Klarian | Pipeline Technology Journal - 27 November 2023

Effective monitoring and anomaly detection are fundamental prerequisites for safeguarding the efficiency, integrity, and reliability of pipeline systems.

There’s a wide spectrum of approaches you can take for this. At one end, cutting-edge machine learning and, at the other, purely physics-based approaches. Curious about how best to strike a balance between the two? We’ve published a paper investigating exactly that in November 2023’s edition of the Pipeline Technology Journal (PTJ):

Front page of the November 2023 edition of Pipeline Technology Journal with an image of a circuit board.

Article abstract

In the paper, we explore both physics-based and machine-learned approaches for operational asset monitoring and anomaly detection as well as evaluating their performance and appropriateness across a selection of analytical challenges. Specifically, we look at identifying and quantifying anomalies in pumping performance and orifice plate accuracy in relation to work completed for British Pipeline Agency (BPA) and a prominent UK gas operator.

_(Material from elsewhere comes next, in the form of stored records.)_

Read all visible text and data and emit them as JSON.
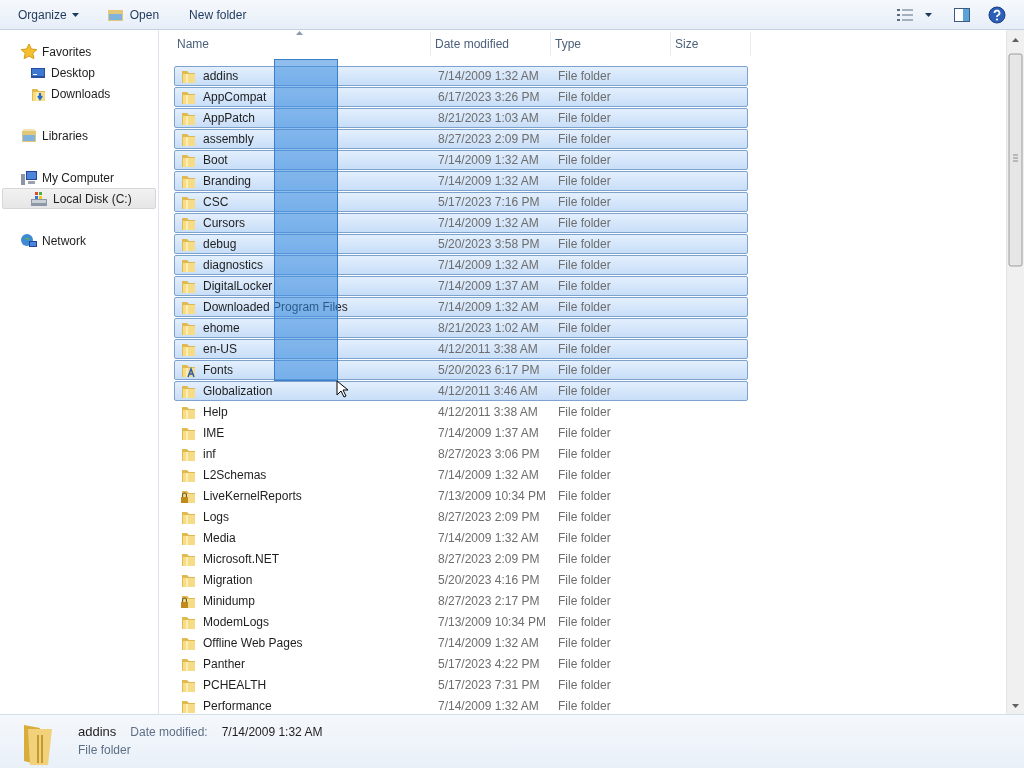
{
  "toolbar": {
    "organize": "Organize",
    "open": "Open",
    "new_folder": "New folder"
  },
  "navigation": [
    {
      "label": "Favorites",
      "kind": "star",
      "selected": false,
      "children": [
        {
          "label": "Desktop",
          "kind": "desktop",
          "selected": false
        },
        {
          "label": "Downloads",
          "kind": "downloads",
          "selected": false
        }
      ]
    },
    {
      "label": "Libraries",
      "kind": "library",
      "selected": false
    },
    {
      "label": "My Computer",
      "kind": "computer",
      "selected": false,
      "children": [
        {
          "label": "Local Disk (C:)",
          "kind": "disk",
          "selected": true
        }
      ]
    },
    {
      "label": "Network",
      "kind": "network",
      "selected": false
    }
  ],
  "columns": [
    "Name",
    "Date modified",
    "Type",
    "Size"
  ],
  "rows": [
    {
      "name": "addins",
      "date": "7/14/2009 1:32 AM",
      "type": "File folder",
      "kind": "folder",
      "selected": true
    },
    {
      "name": "AppCompat",
      "date": "6/17/2023 3:26 PM",
      "type": "File folder",
      "kind": "folder",
      "selected": true
    },
    {
      "name": "AppPatch",
      "date": "8/21/2023 1:03 AM",
      "type": "File folder",
      "kind": "folder",
      "selected": true
    },
    {
      "name": "assembly",
      "date": "8/27/2023 2:09 PM",
      "type": "File folder",
      "kind": "folder",
      "selected": true
    },
    {
      "name": "Boot",
      "date": "7/14/2009 1:32 AM",
      "type": "File folder",
      "kind": "folder",
      "selected": true
    },
    {
      "name": "Branding",
      "date": "7/14/2009 1:32 AM",
      "type": "File folder",
      "kind": "folder",
      "selected": true
    },
    {
      "name": "CSC",
      "date": "5/17/2023 7:16 PM",
      "type": "File folder",
      "kind": "folder",
      "selected": true
    },
    {
      "name": "Cursors",
      "date": "7/14/2009 1:32 AM",
      "type": "File folder",
      "kind": "folder",
      "selected": true
    },
    {
      "name": "debug",
      "date": "5/20/2023 3:58 PM",
      "type": "File folder",
      "kind": "folder",
      "selected": true
    },
    {
      "name": "diagnostics",
      "date": "7/14/2009 1:32 AM",
      "type": "File folder",
      "kind": "folder",
      "selected": true
    },
    {
      "name": "DigitalLocker",
      "date": "7/14/2009 1:37 AM",
      "type": "File folder",
      "kind": "folder",
      "selected": true
    },
    {
      "name": "Downloaded Program Files",
      "date": "7/14/2009 1:32 AM",
      "type": "File folder",
      "kind": "folder",
      "selected": true
    },
    {
      "name": "ehome",
      "date": "8/21/2023 1:02 AM",
      "type": "File folder",
      "kind": "folder",
      "selected": true
    },
    {
      "name": "en-US",
      "date": "4/12/2011 3:38 AM",
      "type": "File folder",
      "kind": "folder",
      "selected": true
    },
    {
      "name": "Fonts",
      "date": "5/20/2023 6:17 PM",
      "type": "File folder",
      "kind": "fonts",
      "selected": true
    },
    {
      "name": "Globalization",
      "date": "4/12/2011 3:46 AM",
      "type": "File folder",
      "kind": "folder",
      "selected": true
    },
    {
      "name": "Help",
      "date": "4/12/2011 3:38 AM",
      "type": "File folder",
      "kind": "folder",
      "selected": false
    },
    {
      "name": "IME",
      "date": "7/14/2009 1:37 AM",
      "type": "File folder",
      "kind": "folder",
      "selected": false
    },
    {
      "name": "inf",
      "date": "8/27/2023 3:06 PM",
      "type": "File folder",
      "kind": "folder",
      "selected": false
    },
    {
      "name": "L2Schemas",
      "date": "7/14/2009 1:32 AM",
      "type": "File folder",
      "kind": "folder",
      "selected": false
    },
    {
      "name": "LiveKernelReports",
      "date": "7/13/2009 10:34 PM",
      "type": "File folder",
      "kind": "locked",
      "selected": false
    },
    {
      "name": "Logs",
      "date": "8/27/2023 2:09 PM",
      "type": "File folder",
      "kind": "folder",
      "selected": false
    },
    {
      "name": "Media",
      "date": "7/14/2009 1:32 AM",
      "type": "File folder",
      "kind": "folder",
      "selected": false
    },
    {
      "name": "Microsoft.NET",
      "date": "8/27/2023 2:09 PM",
      "type": "File folder",
      "kind": "folder",
      "selected": false
    },
    {
      "name": "Migration",
      "date": "5/20/2023 4:16 PM",
      "type": "File folder",
      "kind": "folder",
      "selected": false
    },
    {
      "name": "Minidump",
      "date": "8/27/2023 2:17 PM",
      "type": "File folder",
      "kind": "locked",
      "selected": false
    },
    {
      "name": "ModemLogs",
      "date": "7/13/2009 10:34 PM",
      "type": "File folder",
      "kind": "folder",
      "selected": false
    },
    {
      "name": "Offline Web Pages",
      "date": "7/14/2009 1:32 AM",
      "type": "File folder",
      "kind": "folder",
      "selected": false
    },
    {
      "name": "Panther",
      "date": "5/17/2023 4:22 PM",
      "type": "File folder",
      "kind": "folder",
      "selected": false
    },
    {
      "name": "PCHEALTH",
      "date": "5/17/2023 7:31 PM",
      "type": "File folder",
      "kind": "folder",
      "selected": false
    },
    {
      "name": "Performance",
      "date": "7/14/2009 1:32 AM",
      "type": "File folder",
      "kind": "folder",
      "selected": false
    }
  ],
  "details": {
    "name": "addins",
    "date_label": "Date modified:",
    "date": "7/14/2009 1:32 AM",
    "type": "File folder"
  }
}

Anomaly and outlier detection play a pivotal role in identifying abnormal events and observations that deviate significantly from expectations. It is crucial for identifying unusual occurrences and potential operational threats or malfunctions. Without effective monitoring, operators risk missing the important clues which could lead to environmental disaster and economic damage to loss of regulatory compliance and threat to human safety. This underscores the need for comprehensive research and technological advancements in this domain. 

The physics-based models we investigated for BPA include computing hydraulic efficiency expectations versus reality, with cross-correlation of pumping and valve statuses, and breaking complex networks into legs and routes for a granular analysis, combined with a fuel-tracking system. For the gas operator, machine-learning techniques included multivariate statistical analysis using Principal Component Analysis (PCA) and the Mahalonobis distance, artificial neural networks (specifically autoencoder networks), and Support Vector Machines.

While each method has its own trade-offs, research proved that both physics-based and machine-learned methods are effective monitoring and anomaly detection approaches. Deployment is highly contextual, dependent on specific operational requirements, system complexity, and available data sources.